Mitochondrial Dysfunction Causing Cardiac Sodium Channel Downregulation in Cardiomyopathy
journal contributionposted on 03.12.2013, 00:00 by Man Liu, Lianzhi Gu, Matthew S. Sulkin, Hong Liu, Euy-Myoung Jeong, Ian Greener, An Xie, Igor R. Efimov, Samuel C. Dudley
Cardiomyopathy is associated with cardiac Na(+) channel downregulation that may contribute to arrhythmias. Previously, we have shown that elevated intracellular NADH causes a decrease in cardiac Na(+) current (I(Na)) signaled by an increase in mitochondrial reactive oxygen species (ROS). In this study, we tested whether the NADH-mitochondria ROS pathway was involved in the reduction of I(Na) in a nonischemic cardiomyopathic model and correlated the findings with myopathic human hearts. Nonischemic cardiomyopathy was induced in C57BL/6 mice by hypertension after unilateral nephrectomy, deoxycorticosterone acetate (DOCA) pellet implantation, and salt water substitution. Sham operated mice were used as controls. After six weeks, heart tissue and ventricular myocytes isolated from mice were utilized for whole cell patch clamp recording, NADH/NAD(+) level measurements, and mitochondrial ROS monitoring with confocal microscopy.
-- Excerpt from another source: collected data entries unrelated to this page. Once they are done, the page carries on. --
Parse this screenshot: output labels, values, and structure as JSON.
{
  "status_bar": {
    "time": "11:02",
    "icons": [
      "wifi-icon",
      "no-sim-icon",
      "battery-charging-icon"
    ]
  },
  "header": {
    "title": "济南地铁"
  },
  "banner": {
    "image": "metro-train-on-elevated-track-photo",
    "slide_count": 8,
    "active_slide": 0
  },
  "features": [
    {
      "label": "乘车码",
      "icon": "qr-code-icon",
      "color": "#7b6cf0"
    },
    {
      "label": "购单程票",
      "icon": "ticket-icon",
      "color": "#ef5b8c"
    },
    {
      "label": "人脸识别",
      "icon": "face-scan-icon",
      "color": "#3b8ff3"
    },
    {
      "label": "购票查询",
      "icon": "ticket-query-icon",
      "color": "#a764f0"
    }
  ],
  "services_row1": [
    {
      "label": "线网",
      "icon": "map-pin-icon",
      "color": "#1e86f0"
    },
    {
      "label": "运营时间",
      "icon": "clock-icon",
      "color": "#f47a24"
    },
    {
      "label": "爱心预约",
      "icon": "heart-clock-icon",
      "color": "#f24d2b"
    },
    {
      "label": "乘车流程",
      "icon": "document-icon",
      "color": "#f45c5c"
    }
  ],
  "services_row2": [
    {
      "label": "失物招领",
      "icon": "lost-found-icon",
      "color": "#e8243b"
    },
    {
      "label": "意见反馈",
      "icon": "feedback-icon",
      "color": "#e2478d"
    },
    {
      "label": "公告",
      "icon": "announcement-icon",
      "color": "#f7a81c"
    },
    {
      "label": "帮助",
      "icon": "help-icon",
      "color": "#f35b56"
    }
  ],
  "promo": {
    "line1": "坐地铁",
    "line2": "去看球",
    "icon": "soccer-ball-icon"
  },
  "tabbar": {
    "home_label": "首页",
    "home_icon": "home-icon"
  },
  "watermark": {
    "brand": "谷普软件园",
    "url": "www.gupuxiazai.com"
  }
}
Human explanted hearts were studied using optical mapping. Compared to the sham mice, the arterial blood pressure was higher, the left ventricular volume was significantly enlarged (104.7±3.9 vs. 87.9±6.1μL, P<0.05), and the ejection fraction was reduced (37.1±1.8% vs. 49.4±3.7%, P<0.05) in DOCA mice. Both the whole cell and cytosolic NADH level were increased (279±70% and 123±2% of sham, respectively, P<0.01), I(Na) was decreased (60±10% of sham, P<0.01), and mitochondrial ROS overproduction was observed (2.9±0.3-fold of sham, P<0.01) in heart tissue and myocytes of myopathic mice vs. sham. Treatment of myocytes with NAD(+) (500μM), mitoTEMPO (10μM), chelerythrine (50μM), or forskolin (5μM) restored I(Na) back to the level of sham. Injection of NAD(+) (100mg/kg) or mitoTEMPO (0.7mg/kg) twice (at 24h and 1h before myocyte isolation) to animals also restored I(Na). All treatments simultaneously reduced mitochondrial ROS levels to that of controls. CD38 was found to transduce the extracellular NAD(+) signal. Correlating with the mouse model, failing human hearts showed a reduction in conduction velocity that improved with NAD(+). Nonischemic cardiomyopathy was associated with elevated NADH level, PKC activation, mitochondrial ROS overproduction, and a concomitant decrease in I(Na). Reducing mitochondrial ROS by application of NAD(+), mitoTEMPO, PKC inhibitors, or PKA activators, restored I(Na). NAD(+) improved conduction velocity in human myopathic hearts.